Fresh, too, are the cars. New aerodynamic rules and a return to slick tyres lends the carbon fibre rockets a more menacing look, which the game's reasonably detailed visuals capture adequately, while real-life internal tinkering such as KERS (boost) is also implemented - although here it's present in all cars, not just a select few.

There may be few surprises in terms of what you can do with the machinery, but at least the options are plentiful. In addition to Quick Race, Time Trial and a decent two-player split-screen mode, you find Grand Prix Weekend and Championship alternatives, the latter two offering the opportunity to participate in all on-track sessions over the course of a race meeting, as well as play around with settings. These can be dealt with simplistically - the game includes simple-to-understand aerodynamics, car balance, gears and suspension settings - but anyone wanting to get their hands greasy does get a chance to alter wheel geometry, tyre compound and pressures, suspension spring rates, individual gear ratios, ride height and wing adjustments.

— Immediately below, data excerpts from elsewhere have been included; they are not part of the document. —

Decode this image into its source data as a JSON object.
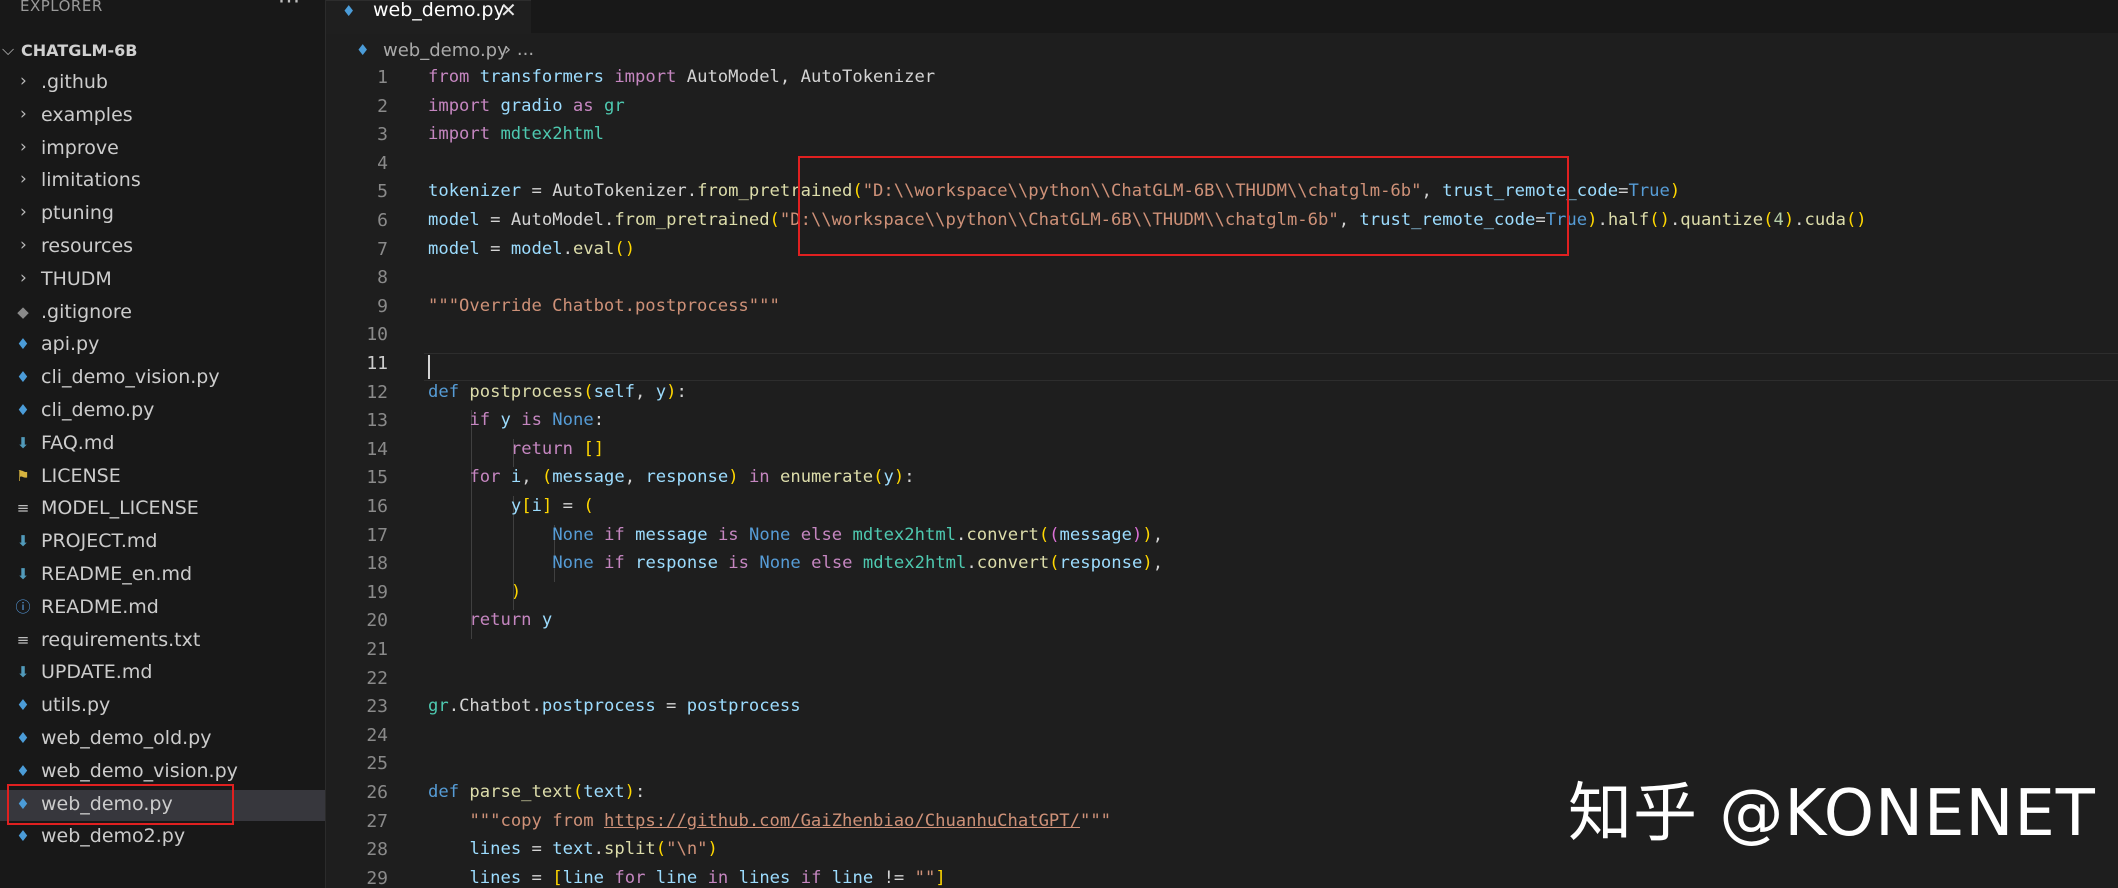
{
  "explorer": {
    "header": "EXPLORER",
    "more": "···",
    "root": "CHATGLM-6B",
    "items": [
      {
        "label": ".github",
        "kind": "folder"
      },
      {
        "label": "examples",
        "kind": "folder"
      },
      {
        "label": "improve",
        "kind": "folder"
      },
      {
        "label": "limitations",
        "kind": "folder"
      },
      {
        "label": "ptuning",
        "kind": "folder"
      },
      {
        "label": "resources",
        "kind": "folder"
      },
      {
        "label": "THUDM",
        "kind": "folder"
      },
      {
        "label": ".gitignore",
        "kind": "git-icon"
      },
      {
        "label": "api.py",
        "kind": "python-icon"
      },
      {
        "label": "cli_demo_vision.py",
        "kind": "python-icon"
      },
      {
        "label": "cli_demo.py",
        "kind": "python-icon"
      },
      {
        "label": "FAQ.md",
        "kind": "markdown-icon"
      },
      {
        "label": "LICENSE",
        "kind": "license-icon"
      },
      {
        "label": "MODEL_LICENSE",
        "kind": "lines-icon"
      },
      {
        "label": "PROJECT.md",
        "kind": "markdown-icon"
      },
      {
        "label": "README_en.md",
        "kind": "markdown-icon"
      },
      {
        "label": "README.md",
        "kind": "info-icon"
      },
      {
        "label": "requirements.txt",
        "kind": "lines-icon"
      },
      {
        "label": "UPDATE.md",
        "kind": "markdown-icon"
      },
      {
        "label": "utils.py",
        "kind": "python-icon"
      },
      {
        "label": "web_demo_old.py",
        "kind": "python-icon"
      },
      {
        "label": "web_demo_vision.py",
        "kind": "python-icon"
      },
      {
        "label": "web_demo.py",
        "kind": "python-icon",
        "selected": true
      },
      {
        "label": "web_demo2.py",
        "kind": "python-icon"
      }
    ]
  },
  "tab": {
    "label": "web_demo.py",
    "close": "✕"
  },
  "breadcrumb": {
    "file": "web_demo.py",
    "sep": "› ..."
  },
  "editor": {
    "current_line": 11,
    "lines": [
      "from transformers import AutoModel, AutoTokenizer",
      "import gradio as gr",
      "import mdtex2html",
      "",
      "tokenizer = AutoTokenizer.from_pretrained(\"D:\\\\workspace\\\\python\\\\ChatGLM-6B\\\\THUDM\\\\chatglm-6b\", trust_remote_code=True)",
      "model = AutoModel.from_pretrained(\"D:\\\\workspace\\\\python\\\\ChatGLM-6B\\\\THUDM\\\\chatglm-6b\", trust_remote_code=True).half().quantize(4).cuda()",
      "model = model.eval()",
      "",
      "\"\"\"Override Chatbot.postprocess\"\"\"",
      "",
      "",
      "def postprocess(self, y):",
      "    if y is None:",
      "        return []",
      "    for i, (message, response) in enumerate(y):",
      "        y[i] = (",
      "            None if message is None else mdtex2html.convert((message)),",
      "            None if response is None else mdtex2html.convert(response),",
      "        )",
      "    return y",
      "",
      "",
      "gr.Chatbot.postprocess = postprocess",
      "",
      "",
      "def parse_text(text):",
      "    \"\"\"copy from https://github.com/GaiZhenbiao/ChuanhuChatGPT/\"\"\"",
      "    lines = text.split(\"\\n\")",
      "    lines = [line for line in lines if line != \"\"]"
    ]
  },
  "watermark": "知乎 @KONENET",
  "colors": {
    "highlight_box": "#e02020",
    "editor_bg": "#1e1e1e",
    "sidebar_bg": "#181818"
  }
}
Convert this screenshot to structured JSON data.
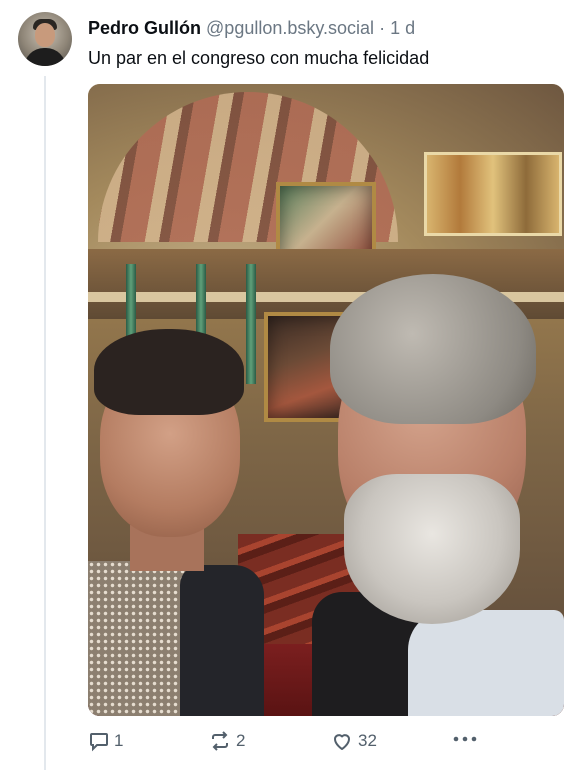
{
  "post": {
    "author_name": "Pedro Gullón",
    "handle": "@pgullon.bsky.social",
    "separator": "·",
    "age": "1 d",
    "text": "Un par en el congreso con mucha felicidad"
  },
  "actions": {
    "reply_count": "1",
    "repost_count": "2",
    "like_count": "32"
  },
  "icons": [
    "avatar",
    "reply-icon",
    "repost-icon",
    "like-icon",
    "more-icon"
  ],
  "colors": {
    "text": "#0f1419",
    "muted": "#6b7783",
    "thread_line": "#e3e8ed"
  }
}
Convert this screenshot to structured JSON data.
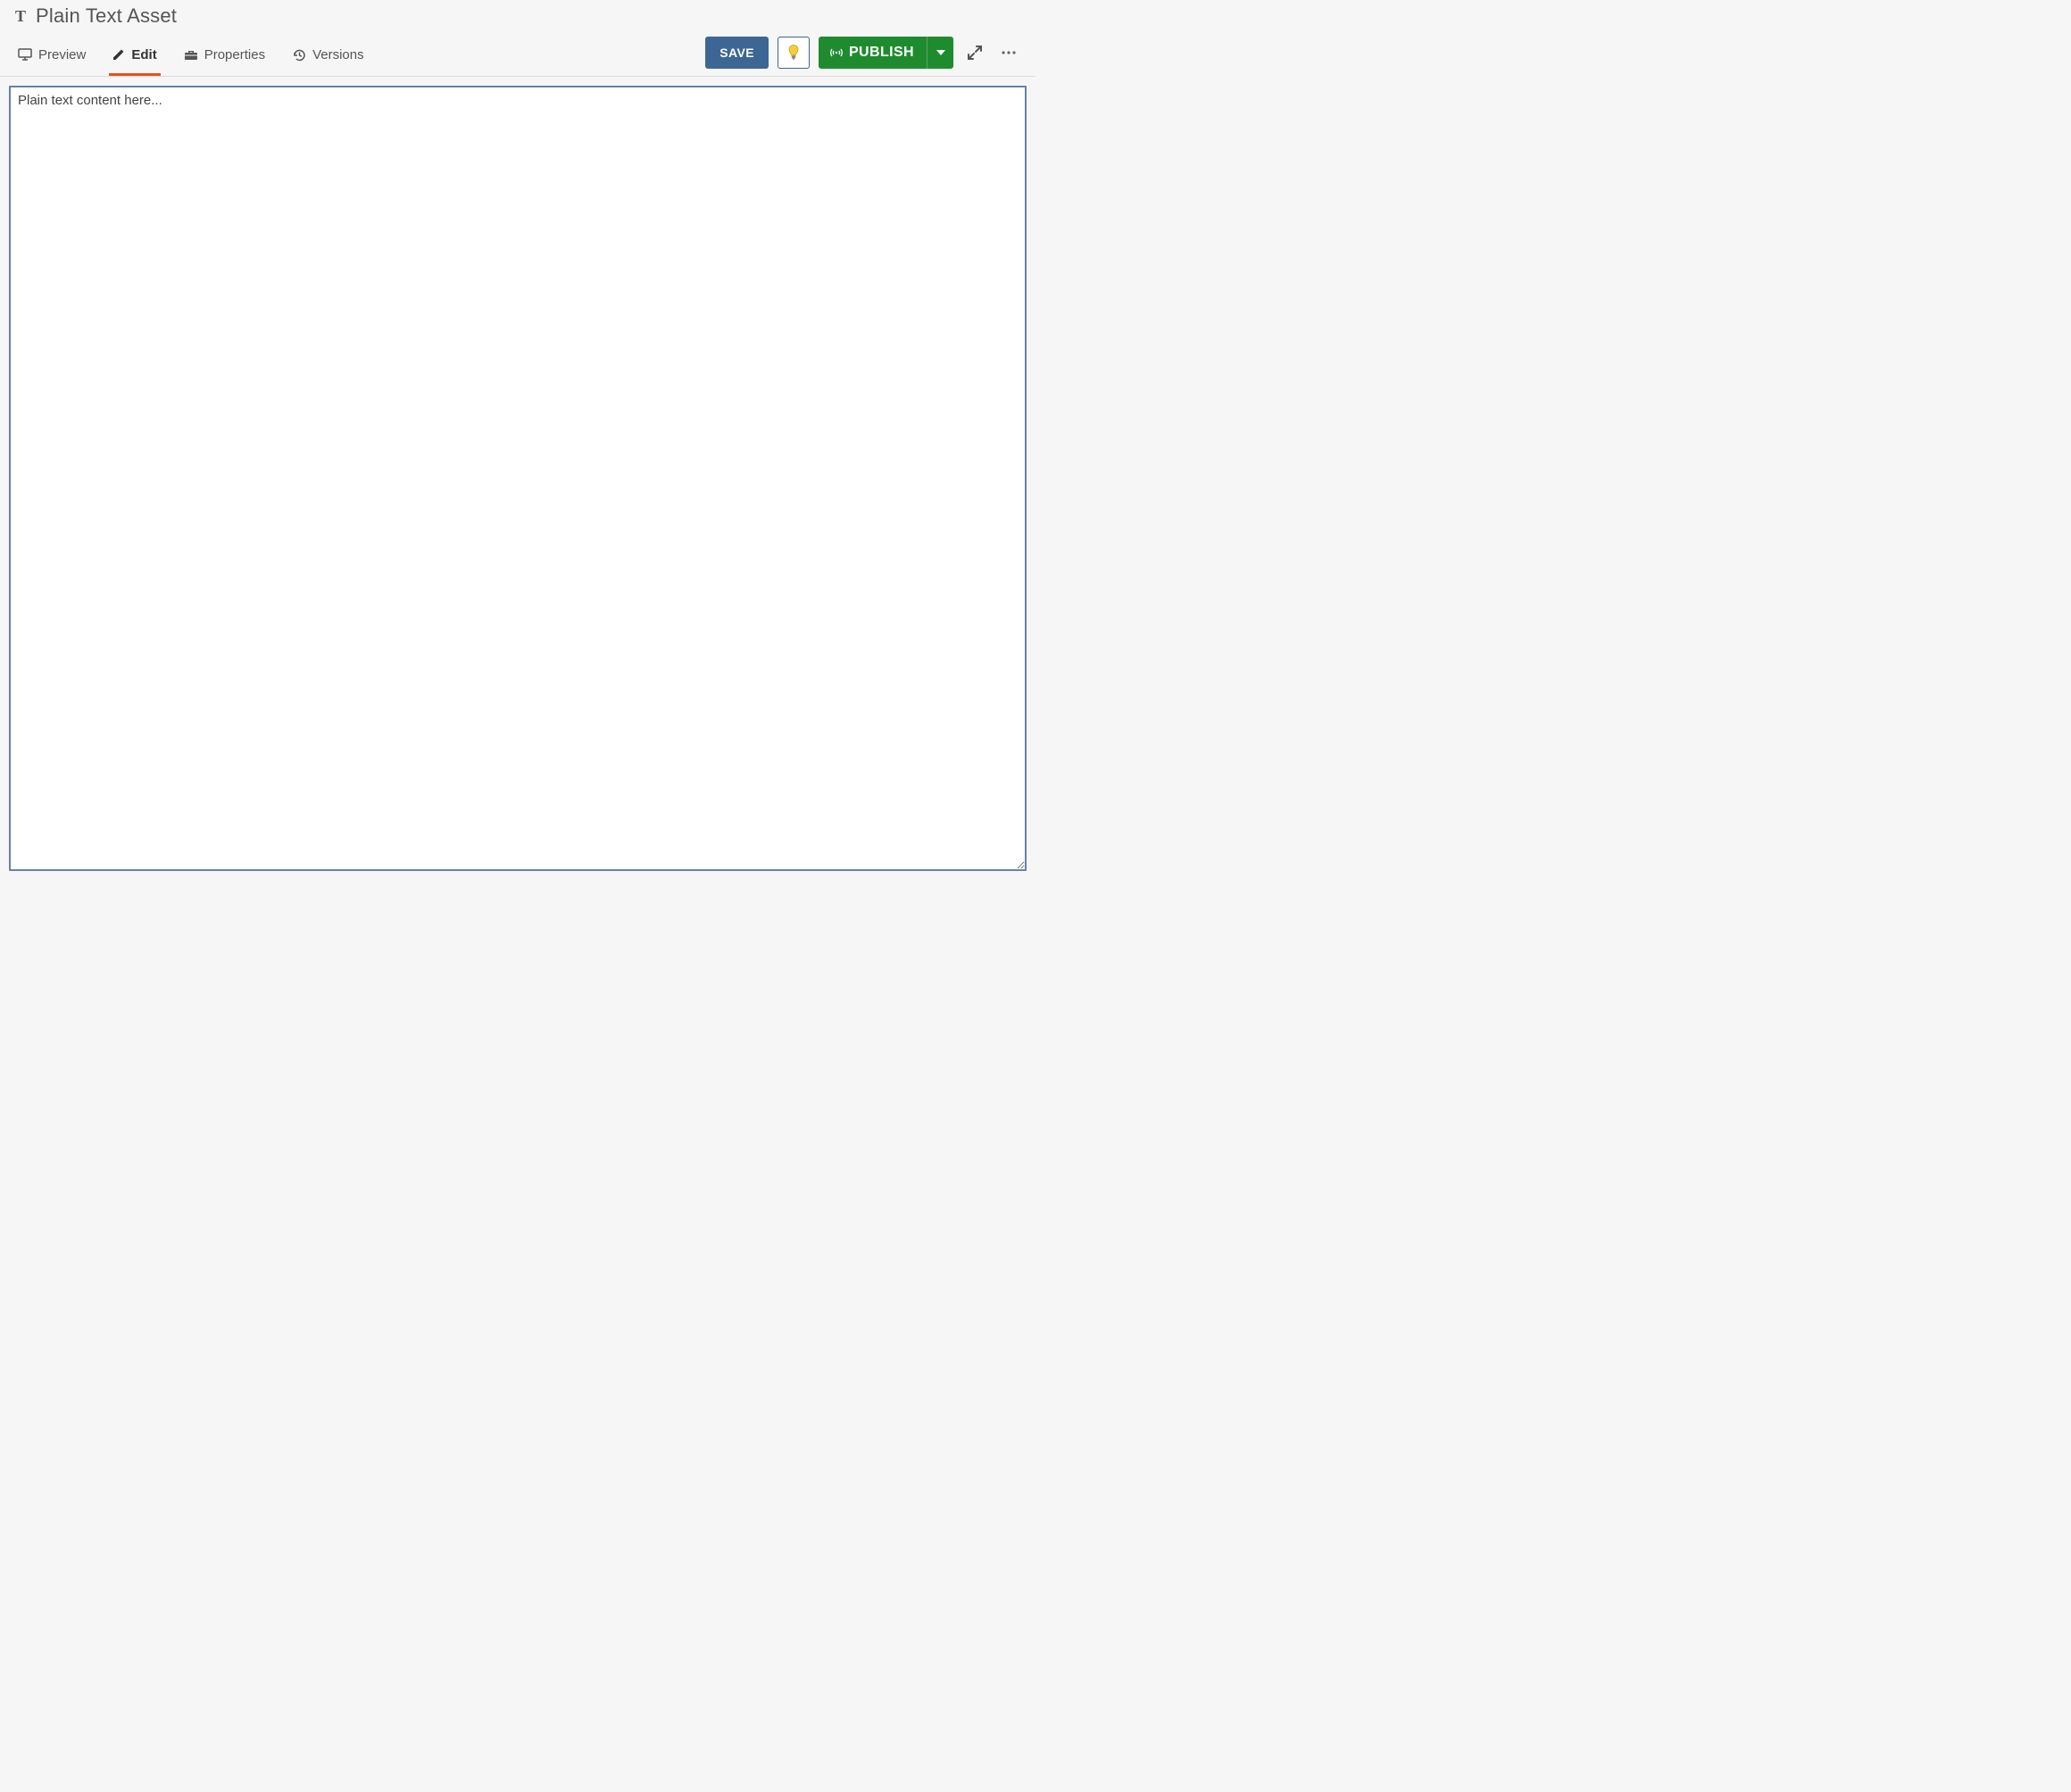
{
  "header": {
    "icon_glyph": "T",
    "title": "Plain Text Asset"
  },
  "tabs": {
    "preview": "Preview",
    "edit": "Edit",
    "properties": "Properties",
    "versions": "Versions",
    "active": "edit"
  },
  "actions": {
    "save_label": "SAVE",
    "publish_label": "PUBLISH"
  },
  "editor": {
    "value": "Plain text content here...",
    "placeholder": ""
  },
  "icons": {
    "preview": "monitor-icon",
    "edit": "pencil-icon",
    "properties": "toolbox-icon",
    "versions": "history-icon",
    "hint": "lightbulb-icon",
    "publish": "broadcast-icon",
    "expand": "expand-icon",
    "more": "dots-icon"
  },
  "colors": {
    "accent_tab": "#f04d1b",
    "save": "#3c6694",
    "publish": "#1f8b2f",
    "border_focus": "#6a80a4",
    "bg": "#f6f6f6"
  }
}
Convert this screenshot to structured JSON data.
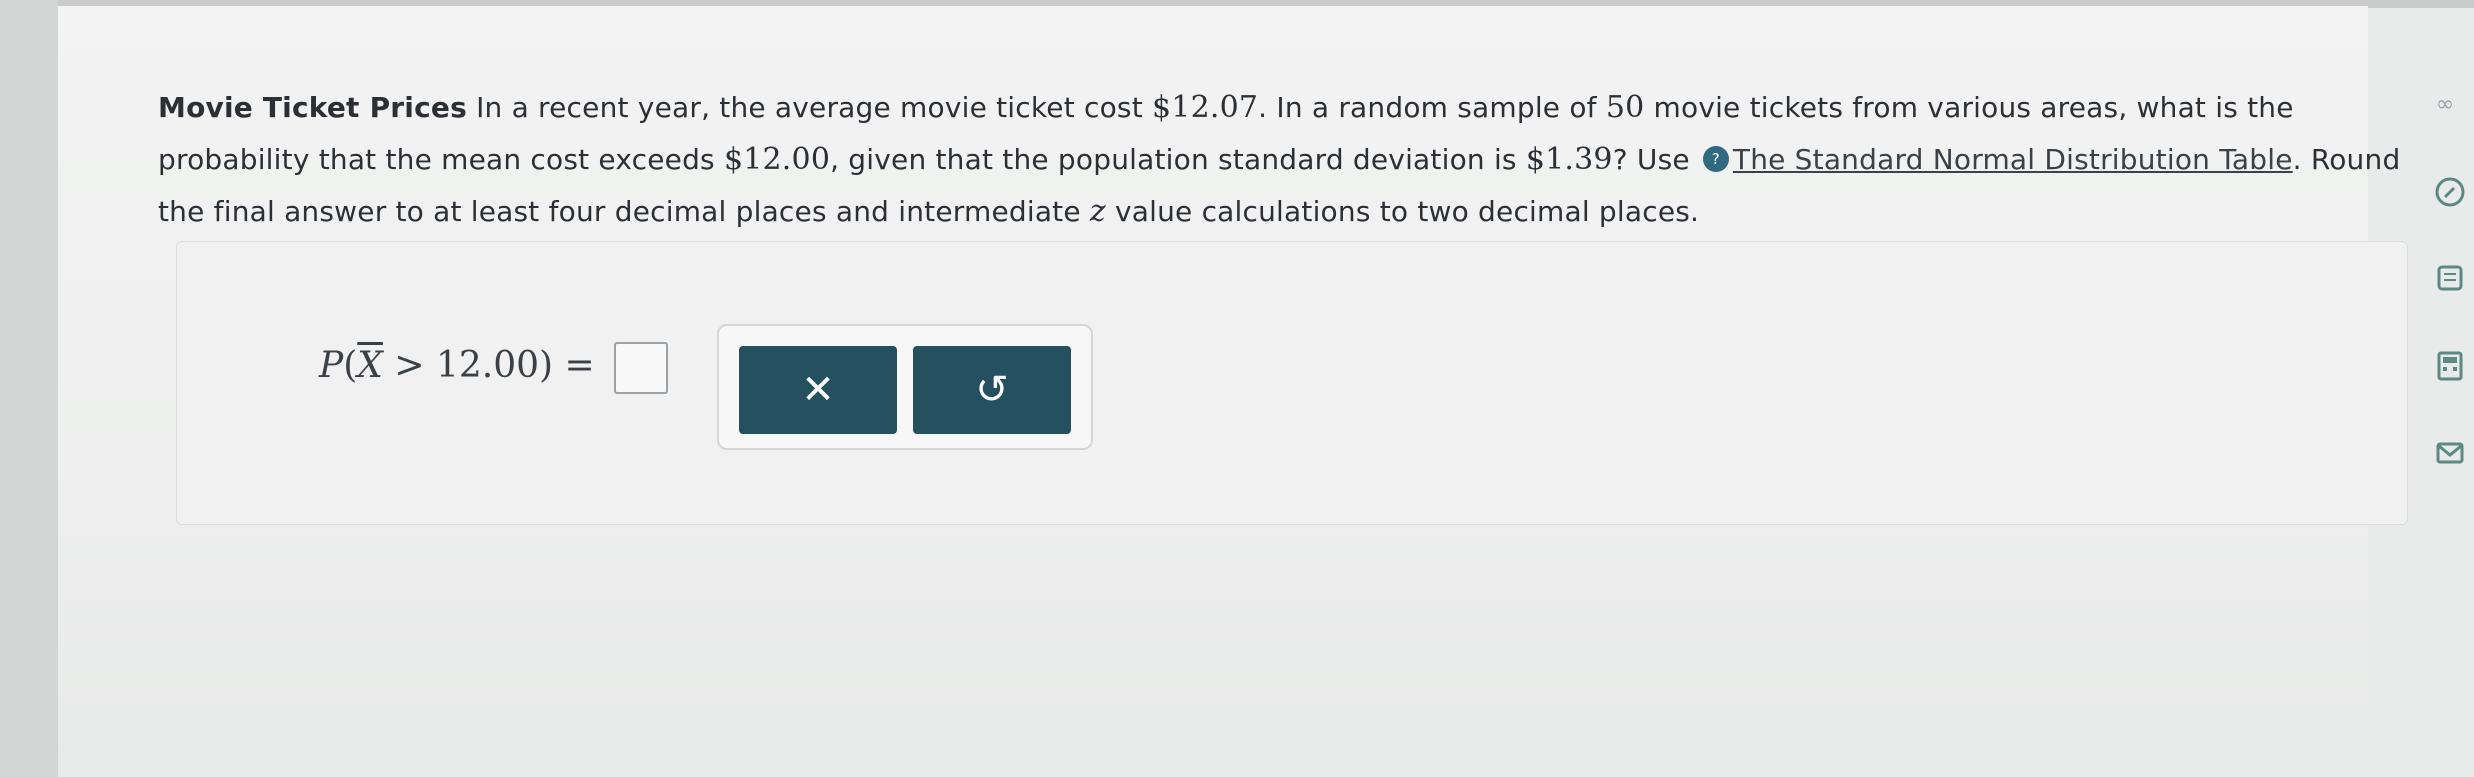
{
  "question": {
    "title": "Movie Ticket Prices",
    "part1": " In a recent year, the average movie ticket cost ",
    "avg_cost": "$12.07",
    "part2": ". In a random sample of ",
    "sample_size": "50",
    "part3": " movie tickets from various areas, what is the probability that the mean cost exceeds ",
    "threshold": "$12.00",
    "part4": ", given that the population standard deviation is ",
    "std_dev": "$1.39",
    "part5": "? Use ",
    "link_text": "The Standard Normal Distribution Table",
    "part6": ". Round the final answer to at least four decimal places and intermediate ",
    "z_symbol": "z",
    "part7": " value calculations to two decimal places."
  },
  "answer": {
    "p_label": "P",
    "open_paren": "(",
    "xbar": "X",
    "comparison": " > 12.00",
    "close_eq": ") ="
  },
  "buttons": {
    "clear_symbol": "✕",
    "undo_symbol": "↺"
  },
  "side_toolbar": {
    "icons": [
      "infinity-icon",
      "edit-icon",
      "book-icon",
      "calculator-icon",
      "mail-icon"
    ]
  }
}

Think of F1 2009¹s AI as a bit like Romain Grosjean it knows the rules, and can drive, but you¹re never too sure it¹s going to brake in time so as not to hit you.

You also get to play 'mechanic' in the Career mode, which sees you join the F1 circus as a rookie driver, before going on to complete three seasons while working your way up the hierarchy. An email system communicates the off-track action (test session offers, race p/reviews, team quotes) but mostly fails to add humanity to the proceedings - other than a nicely animated pit crew, F1 2009's world is understandably mostly mechanical and architectural. Still, for some the pressure to meet your team's expectations will feel very real.

If that sounds a little too involving, why not kick things off with the Challenge mode? Split into some 70-odd bite-size chunks that, for example, test your ability to overtake as many opponents within a time limit, win a race, take corners as fast as possible, complete a flying lap or pass through checkpoints before you run out of seconds, it's the sort of thing you find yourself returning to in order to improve on past performances. It's hardly revolutionary - and neither are the 'scenario' versions that unlock every time a group of challenges is completed, and involve the likes of wrestling a car on slicks on a rain-soaked track to a points-scoring position or going head-to-head against Hamilton - but it nevertheless bolsters an already comprehensive package.